Beatie, sin embargo, había sido la más reservada. Era una muchacha lo bastante bonita pero un poco flaca de caderas para gusto de Martha. Ella se había contenido, esperando algo mejor. Pero aunque mejor era bueno, también era más difícil de mantener. Puede que Aida hubiese hecho lo más correcto con su tonto pero honesto escocés. U Olive, con el divertido pero vulnerable William y sus modestas ambiciones de verdulero. O Una con un marido que apestaba a vaquería. Lo mejor, por lo que Martha sabía, solía acarrear una cornamenta demasiado grande para un local tan pequeño.

Lo que Martha quería preguntarle a Beatie era: «¿Y qué me dices del mozo? ¿También va a ir contigo a esa escuela del sindicato?». Pero no podía preguntarlo porque oficialmente no existía ningún mozo. Nadie había mencionado jamás a ningún mozo y la mejor manera de no averiguar nada sobre un mozo era preguntarle a la chica antes de que estuviera preparada para hablar de él, de manera que lo que Martha dijo fue:

—Lo que pasa es que odio pensar en ti, sola en ese lugar, eso es todo.

—No estaré sola, mamá.

—¿No?

—Habrá mucha gente como yo.

—¿Ah, sí?

—Y hay uno o dos de las clases de la AET que también han hablado de ir.

Ahí está, pensó Martha.

—¿Uno o dos, dices?

—Está Jennie. Ya te he hablado de ella. Es muy lista. Y luego hay un muchacho que se llama Bernard. Deberías oír cómo habla, mamá. Es tan brillante como un botón de uniforme.
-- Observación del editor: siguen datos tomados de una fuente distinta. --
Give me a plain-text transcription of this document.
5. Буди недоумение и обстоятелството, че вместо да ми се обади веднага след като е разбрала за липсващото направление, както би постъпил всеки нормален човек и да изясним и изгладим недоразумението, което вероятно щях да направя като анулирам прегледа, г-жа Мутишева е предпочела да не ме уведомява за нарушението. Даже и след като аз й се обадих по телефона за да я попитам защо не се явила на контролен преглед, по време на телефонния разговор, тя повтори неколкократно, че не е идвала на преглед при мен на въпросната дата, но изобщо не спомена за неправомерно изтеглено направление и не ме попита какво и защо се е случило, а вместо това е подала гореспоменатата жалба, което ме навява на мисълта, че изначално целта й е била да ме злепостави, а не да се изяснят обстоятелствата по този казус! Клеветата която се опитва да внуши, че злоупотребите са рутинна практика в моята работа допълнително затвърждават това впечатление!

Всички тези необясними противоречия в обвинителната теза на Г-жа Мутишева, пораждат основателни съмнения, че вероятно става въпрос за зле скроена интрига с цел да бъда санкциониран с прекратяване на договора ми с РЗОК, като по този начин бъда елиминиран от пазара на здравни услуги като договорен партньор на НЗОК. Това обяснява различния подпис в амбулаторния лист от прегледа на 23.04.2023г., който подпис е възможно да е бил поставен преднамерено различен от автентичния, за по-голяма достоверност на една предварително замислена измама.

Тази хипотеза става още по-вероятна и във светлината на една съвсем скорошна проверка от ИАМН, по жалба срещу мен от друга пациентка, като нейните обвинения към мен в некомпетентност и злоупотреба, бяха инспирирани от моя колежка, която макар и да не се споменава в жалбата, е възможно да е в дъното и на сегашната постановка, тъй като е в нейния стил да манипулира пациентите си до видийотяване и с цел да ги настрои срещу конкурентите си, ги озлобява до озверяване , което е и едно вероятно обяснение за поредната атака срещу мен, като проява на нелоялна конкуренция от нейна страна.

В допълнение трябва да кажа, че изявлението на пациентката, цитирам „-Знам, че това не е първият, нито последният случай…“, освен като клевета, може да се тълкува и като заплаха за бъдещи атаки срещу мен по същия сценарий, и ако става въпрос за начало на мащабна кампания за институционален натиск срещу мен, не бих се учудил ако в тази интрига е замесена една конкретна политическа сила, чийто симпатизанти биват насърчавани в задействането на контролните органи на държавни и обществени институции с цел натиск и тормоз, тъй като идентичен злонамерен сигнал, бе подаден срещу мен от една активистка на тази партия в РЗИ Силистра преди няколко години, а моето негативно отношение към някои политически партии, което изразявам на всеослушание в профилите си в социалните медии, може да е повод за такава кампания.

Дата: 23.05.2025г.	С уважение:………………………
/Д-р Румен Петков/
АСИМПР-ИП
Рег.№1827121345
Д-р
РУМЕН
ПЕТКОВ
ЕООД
—¿Y por qué no estaba en la guerra?

—Trató de alistarse hace dos años, mamá. Pero lo rechazaron porque tiene los pies planos y por problemas de vista. Pero ha sido mensajero y bombero desde que tenía trece años y le concedieron una condecoración especial por la noche del incendio de la calle Hartford. Se quemó el brazo entero, de arriba abajo.
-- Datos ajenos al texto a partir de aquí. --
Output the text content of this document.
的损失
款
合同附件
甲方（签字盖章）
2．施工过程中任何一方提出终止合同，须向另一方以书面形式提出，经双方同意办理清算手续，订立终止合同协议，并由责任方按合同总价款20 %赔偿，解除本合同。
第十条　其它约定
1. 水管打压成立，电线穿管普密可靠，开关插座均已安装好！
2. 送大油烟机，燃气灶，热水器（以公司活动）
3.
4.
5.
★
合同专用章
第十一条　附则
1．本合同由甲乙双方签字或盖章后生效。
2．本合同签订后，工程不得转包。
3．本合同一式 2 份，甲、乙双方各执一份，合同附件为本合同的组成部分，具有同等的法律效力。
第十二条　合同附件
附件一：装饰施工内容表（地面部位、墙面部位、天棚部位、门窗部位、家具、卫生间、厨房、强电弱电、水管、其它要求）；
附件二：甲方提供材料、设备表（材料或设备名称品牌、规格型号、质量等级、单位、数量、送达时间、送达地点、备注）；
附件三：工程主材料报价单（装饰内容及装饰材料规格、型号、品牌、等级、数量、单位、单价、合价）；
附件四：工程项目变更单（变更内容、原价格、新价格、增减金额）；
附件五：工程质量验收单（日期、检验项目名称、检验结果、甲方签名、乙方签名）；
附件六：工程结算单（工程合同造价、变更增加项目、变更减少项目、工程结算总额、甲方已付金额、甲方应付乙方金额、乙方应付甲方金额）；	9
—¿Medio ciego, con un brazo quemado y los pies planos? Parece un carcamal.

—¡Ja! —exclamó Cassie.

—No es ningún carcamal y nunca he conocido a nadie que hable como él.

—Bueno —dijo Martha—, ya que habla tan bien, quizá deberíamos invitarlo a tomar el té si eso es lo que quieres.
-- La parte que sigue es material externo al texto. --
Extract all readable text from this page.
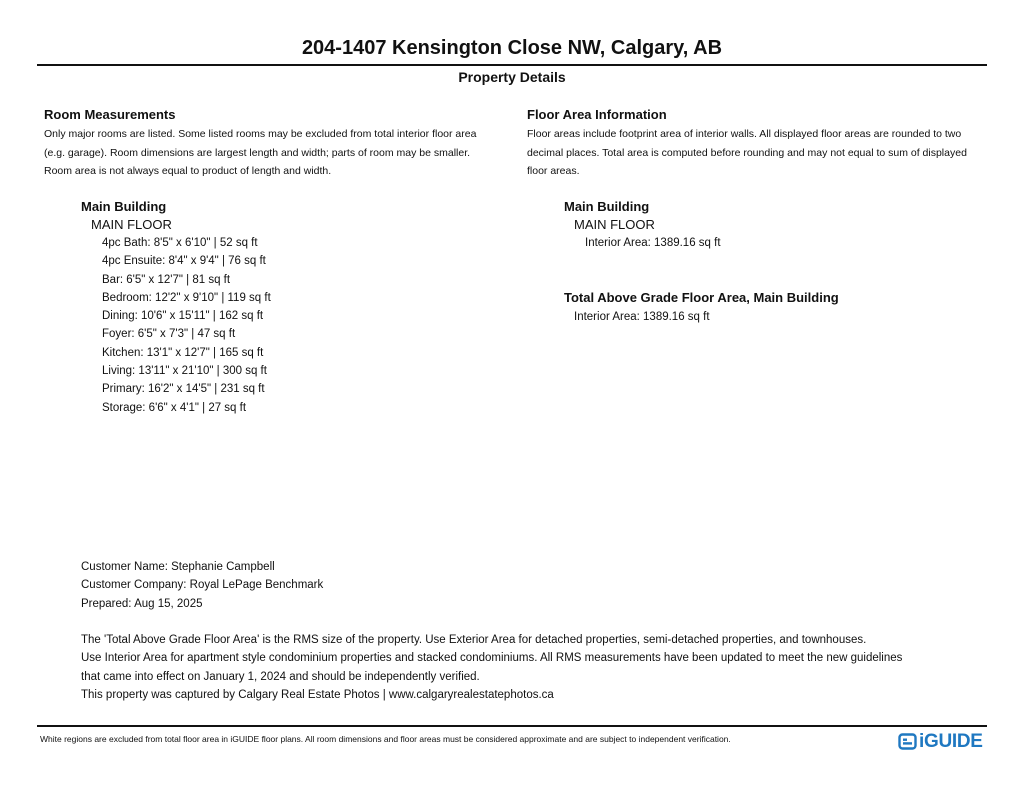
204-1407 Kensington Close NW, Calgary, AB
Property Details
Room Measurements
Only major rooms are listed. Some listed rooms may be excluded from total interior floor area
(e.g. garage). Room dimensions are largest length and width; parts of room may be smaller.
Room area is not always equal to product of length and width.
Main Building
MAIN FLOOR
4pc Bath: 8'5" x 6'10" | 52 sq ft
4pc Ensuite: 8'4" x 9'4" | 76 sq ft
Bar: 6'5" x 12'7" | 81 sq ft
Bedroom: 12'2" x 9'10" | 119 sq ft
Dining: 10'6" x 15'11" | 162 sq ft
Foyer: 6'5" x 7'3" | 47 sq ft
Kitchen: 13'1" x 12'7" | 165 sq ft
Living: 13'11" x 21'10" | 300 sq ft
Primary: 16'2" x 14'5" | 231 sq ft
Storage: 6'6" x 4'1" | 27 sq ft
Floor Area Information
Floor areas include footprint area of interior walls. All displayed floor areas are rounded to two
decimal places. Total area is computed before rounding and may not equal to sum of displayed
floor areas.
Main Building
MAIN FLOOR
Interior Area: 1389.16 sq ft
Total Above Grade Floor Area, Main Building
Interior Area: 1389.16 sq ft

Customer Name: Stephanie Campbell

Customer Company: Royal LePage Benchmark

Prepared: Aug 15, 2025

The 'Total Above Grade Floor Area' is the RMS size of the property. Use Exterior Area for detached properties, semi-detached properties, and townhouses.

Use Interior Area for apartment style condominium properties and stacked condominiums. All RMS measurements have been updated to meet the new guidelines

that came into effect on January 1, 2024 and should be independently verified.

This property was captured by Calgary Real Estate Photos | www.calgaryrealestatephotos.ca

White regions are excluded from total floor area in iGUIDE floor plans. All room dimensions and floor areas must be considered approximate and are subject to independent verification.	iGUIDE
Beatie levantó la mirada al oír esto, pero no dijo nada. Conocía a su madre lo bastante bien como para saber que el mozo del brazo quemado, pies planos y medio ciego estaba invitado. Lo que no terminaba de saber era cómo había ocurrido.

—O sea —dijo Martha—, no nos vendría nada mal un poco de compañía masculina por aquí, ¿verdad, Cassie?

—¡Oh, no!

—No quiero líos, mamá.

—¿Líos? ¿Quién ha hablado de líos? Se tomará de mil amores un sándwich de carne enlatada y una taza de té. No habrá ningún lío. No somos gente liante.

—Lo que quiero decir —suplicó Beatie— es que no quiero a todas las chicas por aquí. Ya sabes.

—Estaremos sólo tú y yo, y Cassie. Y Frank, por supuesto. Y eso será todo.

—Se lo preguntaré.

—¡Yuhuuuuuuuuu!

Cassie, excitada por la posibilidad, dio un gran salto. Frank, que seguía apoyado sobre su hombro, se le escurrió entre los brazos. Martha se lanzó hacia delante para cogerlo y falló. Beatie alargó un brazo hacia él pero falló también.

Frank cayó de bruces sobre la alfombra.